Giant Metrewave Radio Telescope (GMRT)

  • It is located near Khodad village, 90 km north of Pune in India.
  • It is operated by the National Centre for Radio Astrophysics (NCRA) of the Tata Institute of Fundamental Research (TIFR).
  • Covering about 90% of the sky, they surveyed the radio sky at a low frequency, making it ideal for detecting faint, distant objects. 

 

About Giant Radio Sources (GRGs): 

  • GRGs are likely to be the largest single structures in the universe, with end-to-end extents of millions of light years. 
  • They are driven by supermassive black holes with masses ten million to a billion times that of the Sun, residing at the centre of the host galaxy.
  • These black holes ionise surrounding matter, creating strong electromagnetic forces that push material outward, forming jets of hot plasma and large lobes of radio emission.
  • They are considered the final stage of radio galaxy evolution.
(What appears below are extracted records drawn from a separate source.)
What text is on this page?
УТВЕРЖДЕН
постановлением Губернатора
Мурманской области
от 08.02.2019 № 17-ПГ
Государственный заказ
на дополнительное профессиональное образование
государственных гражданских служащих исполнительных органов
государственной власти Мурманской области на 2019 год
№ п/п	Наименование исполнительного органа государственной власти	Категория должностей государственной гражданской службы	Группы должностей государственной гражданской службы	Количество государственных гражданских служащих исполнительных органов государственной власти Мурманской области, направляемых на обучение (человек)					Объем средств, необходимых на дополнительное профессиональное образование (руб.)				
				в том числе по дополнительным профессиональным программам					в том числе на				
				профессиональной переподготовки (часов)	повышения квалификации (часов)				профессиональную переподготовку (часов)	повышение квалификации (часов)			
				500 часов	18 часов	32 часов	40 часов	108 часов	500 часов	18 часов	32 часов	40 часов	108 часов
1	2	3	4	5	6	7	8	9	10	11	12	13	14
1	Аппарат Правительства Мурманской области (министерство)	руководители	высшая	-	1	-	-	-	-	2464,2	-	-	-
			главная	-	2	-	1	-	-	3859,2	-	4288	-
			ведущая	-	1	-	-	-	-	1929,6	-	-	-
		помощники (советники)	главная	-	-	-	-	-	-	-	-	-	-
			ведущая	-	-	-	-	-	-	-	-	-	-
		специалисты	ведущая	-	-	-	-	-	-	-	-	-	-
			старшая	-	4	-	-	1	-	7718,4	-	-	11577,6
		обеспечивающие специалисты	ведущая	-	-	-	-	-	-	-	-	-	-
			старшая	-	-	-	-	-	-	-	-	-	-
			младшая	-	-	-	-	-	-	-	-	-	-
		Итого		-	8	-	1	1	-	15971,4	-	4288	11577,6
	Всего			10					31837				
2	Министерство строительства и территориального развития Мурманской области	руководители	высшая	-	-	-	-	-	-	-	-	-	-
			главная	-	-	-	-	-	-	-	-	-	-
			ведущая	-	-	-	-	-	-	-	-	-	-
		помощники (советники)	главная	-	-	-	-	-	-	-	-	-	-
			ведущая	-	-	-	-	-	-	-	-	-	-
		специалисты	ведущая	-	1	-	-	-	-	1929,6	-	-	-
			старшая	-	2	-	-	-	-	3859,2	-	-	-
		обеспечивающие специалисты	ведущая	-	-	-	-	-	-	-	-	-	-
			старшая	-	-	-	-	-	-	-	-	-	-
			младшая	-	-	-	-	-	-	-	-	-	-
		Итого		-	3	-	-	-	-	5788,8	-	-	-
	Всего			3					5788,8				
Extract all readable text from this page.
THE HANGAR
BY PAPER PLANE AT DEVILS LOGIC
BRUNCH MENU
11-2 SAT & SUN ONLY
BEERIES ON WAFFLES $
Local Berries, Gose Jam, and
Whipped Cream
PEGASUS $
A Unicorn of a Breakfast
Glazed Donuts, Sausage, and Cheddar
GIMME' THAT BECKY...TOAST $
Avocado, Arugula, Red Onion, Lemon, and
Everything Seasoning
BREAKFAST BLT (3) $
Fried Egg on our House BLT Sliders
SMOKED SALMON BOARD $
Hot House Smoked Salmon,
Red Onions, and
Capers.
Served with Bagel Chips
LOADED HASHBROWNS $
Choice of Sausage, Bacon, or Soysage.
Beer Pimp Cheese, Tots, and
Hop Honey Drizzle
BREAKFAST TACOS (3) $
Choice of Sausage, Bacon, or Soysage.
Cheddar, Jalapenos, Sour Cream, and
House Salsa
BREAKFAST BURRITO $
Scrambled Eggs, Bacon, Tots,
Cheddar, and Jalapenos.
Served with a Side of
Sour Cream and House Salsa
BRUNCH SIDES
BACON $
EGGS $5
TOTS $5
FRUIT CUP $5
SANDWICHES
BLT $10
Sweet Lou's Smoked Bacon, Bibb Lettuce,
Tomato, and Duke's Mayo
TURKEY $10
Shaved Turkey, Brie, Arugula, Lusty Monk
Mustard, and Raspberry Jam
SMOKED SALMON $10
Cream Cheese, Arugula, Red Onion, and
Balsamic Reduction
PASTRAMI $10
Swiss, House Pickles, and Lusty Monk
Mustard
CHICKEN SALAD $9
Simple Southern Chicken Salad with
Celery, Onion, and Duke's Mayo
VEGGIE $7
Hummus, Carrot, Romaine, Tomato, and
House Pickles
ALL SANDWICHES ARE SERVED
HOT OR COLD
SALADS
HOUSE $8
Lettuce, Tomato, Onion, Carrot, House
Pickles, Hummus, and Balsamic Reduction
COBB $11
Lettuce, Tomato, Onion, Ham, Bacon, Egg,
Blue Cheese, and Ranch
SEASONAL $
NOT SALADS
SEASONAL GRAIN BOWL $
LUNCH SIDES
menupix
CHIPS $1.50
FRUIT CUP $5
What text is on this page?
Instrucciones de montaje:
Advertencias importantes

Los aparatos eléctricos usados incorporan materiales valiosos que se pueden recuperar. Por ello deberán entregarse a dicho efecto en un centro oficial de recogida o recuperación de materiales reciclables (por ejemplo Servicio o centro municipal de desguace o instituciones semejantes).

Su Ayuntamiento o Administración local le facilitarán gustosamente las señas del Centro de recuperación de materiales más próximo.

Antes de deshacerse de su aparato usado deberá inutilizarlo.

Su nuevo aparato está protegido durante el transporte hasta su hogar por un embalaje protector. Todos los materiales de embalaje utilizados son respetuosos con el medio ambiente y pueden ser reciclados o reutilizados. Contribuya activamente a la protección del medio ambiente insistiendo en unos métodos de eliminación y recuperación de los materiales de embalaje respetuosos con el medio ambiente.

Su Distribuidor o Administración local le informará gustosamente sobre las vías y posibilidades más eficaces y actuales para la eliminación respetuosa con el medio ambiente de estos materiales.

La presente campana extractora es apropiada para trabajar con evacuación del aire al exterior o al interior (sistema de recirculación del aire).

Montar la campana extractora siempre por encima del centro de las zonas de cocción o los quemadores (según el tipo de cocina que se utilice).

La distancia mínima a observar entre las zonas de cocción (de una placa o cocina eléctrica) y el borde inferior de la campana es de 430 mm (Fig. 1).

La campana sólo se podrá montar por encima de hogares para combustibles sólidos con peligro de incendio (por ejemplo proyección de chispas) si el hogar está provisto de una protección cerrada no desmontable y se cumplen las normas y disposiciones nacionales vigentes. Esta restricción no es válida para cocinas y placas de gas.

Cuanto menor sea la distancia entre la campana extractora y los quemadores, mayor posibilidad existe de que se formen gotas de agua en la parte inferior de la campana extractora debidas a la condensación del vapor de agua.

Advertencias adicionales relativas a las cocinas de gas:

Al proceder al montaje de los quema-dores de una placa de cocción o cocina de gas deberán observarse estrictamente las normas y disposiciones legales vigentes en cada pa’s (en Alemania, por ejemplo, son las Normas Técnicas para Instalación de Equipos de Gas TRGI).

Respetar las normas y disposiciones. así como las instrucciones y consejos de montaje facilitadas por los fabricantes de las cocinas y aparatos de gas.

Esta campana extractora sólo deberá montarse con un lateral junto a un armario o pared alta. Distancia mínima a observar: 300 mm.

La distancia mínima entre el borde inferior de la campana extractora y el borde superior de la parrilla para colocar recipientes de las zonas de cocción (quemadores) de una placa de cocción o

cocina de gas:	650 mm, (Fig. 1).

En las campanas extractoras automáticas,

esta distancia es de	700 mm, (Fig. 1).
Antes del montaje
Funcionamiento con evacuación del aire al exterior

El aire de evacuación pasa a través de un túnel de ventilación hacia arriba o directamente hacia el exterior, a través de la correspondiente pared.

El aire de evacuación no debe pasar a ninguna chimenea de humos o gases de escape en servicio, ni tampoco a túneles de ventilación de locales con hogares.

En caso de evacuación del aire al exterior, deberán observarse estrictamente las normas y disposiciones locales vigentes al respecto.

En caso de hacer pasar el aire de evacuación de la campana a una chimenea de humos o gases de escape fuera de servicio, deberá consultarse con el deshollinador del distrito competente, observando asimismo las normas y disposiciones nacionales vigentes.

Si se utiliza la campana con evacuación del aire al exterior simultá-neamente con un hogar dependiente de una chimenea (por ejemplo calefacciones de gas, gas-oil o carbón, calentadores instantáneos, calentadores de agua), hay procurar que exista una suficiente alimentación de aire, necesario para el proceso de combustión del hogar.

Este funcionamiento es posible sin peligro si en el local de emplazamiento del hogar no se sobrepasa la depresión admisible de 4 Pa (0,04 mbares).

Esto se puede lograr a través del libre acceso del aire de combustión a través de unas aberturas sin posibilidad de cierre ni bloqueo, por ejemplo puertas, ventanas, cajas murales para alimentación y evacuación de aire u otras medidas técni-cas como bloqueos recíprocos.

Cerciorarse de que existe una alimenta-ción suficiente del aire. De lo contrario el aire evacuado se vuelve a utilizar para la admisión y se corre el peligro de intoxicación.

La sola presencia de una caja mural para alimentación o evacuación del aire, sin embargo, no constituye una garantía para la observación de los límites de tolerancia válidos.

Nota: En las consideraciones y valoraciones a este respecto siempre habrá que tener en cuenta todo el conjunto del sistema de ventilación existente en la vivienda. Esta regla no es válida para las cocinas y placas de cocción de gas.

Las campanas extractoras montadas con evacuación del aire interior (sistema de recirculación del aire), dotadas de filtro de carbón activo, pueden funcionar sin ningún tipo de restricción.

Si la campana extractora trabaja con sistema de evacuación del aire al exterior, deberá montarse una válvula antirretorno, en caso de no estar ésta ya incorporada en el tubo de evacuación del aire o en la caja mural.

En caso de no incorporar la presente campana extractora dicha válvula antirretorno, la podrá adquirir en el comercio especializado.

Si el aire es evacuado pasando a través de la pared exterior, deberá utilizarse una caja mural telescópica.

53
Detecting them is difficult due to often invisible bridge emissions connecting lobes.
  • Notable Cases: GRSs J0843+0513 and J1138+4540 defy previous notions about GRS growth in low-density environments.
  • Low-frequency radio surveys (GMRT and LOw-Frequency ARray(LOFAR)) are more effective at detecting GRSs from about 100 known GRSs 20 years ago to a few thousand.
  • Thought to grow primarily in low-density environments, but recent findings suggest that environmental factors alone do not fully explain their large sizes.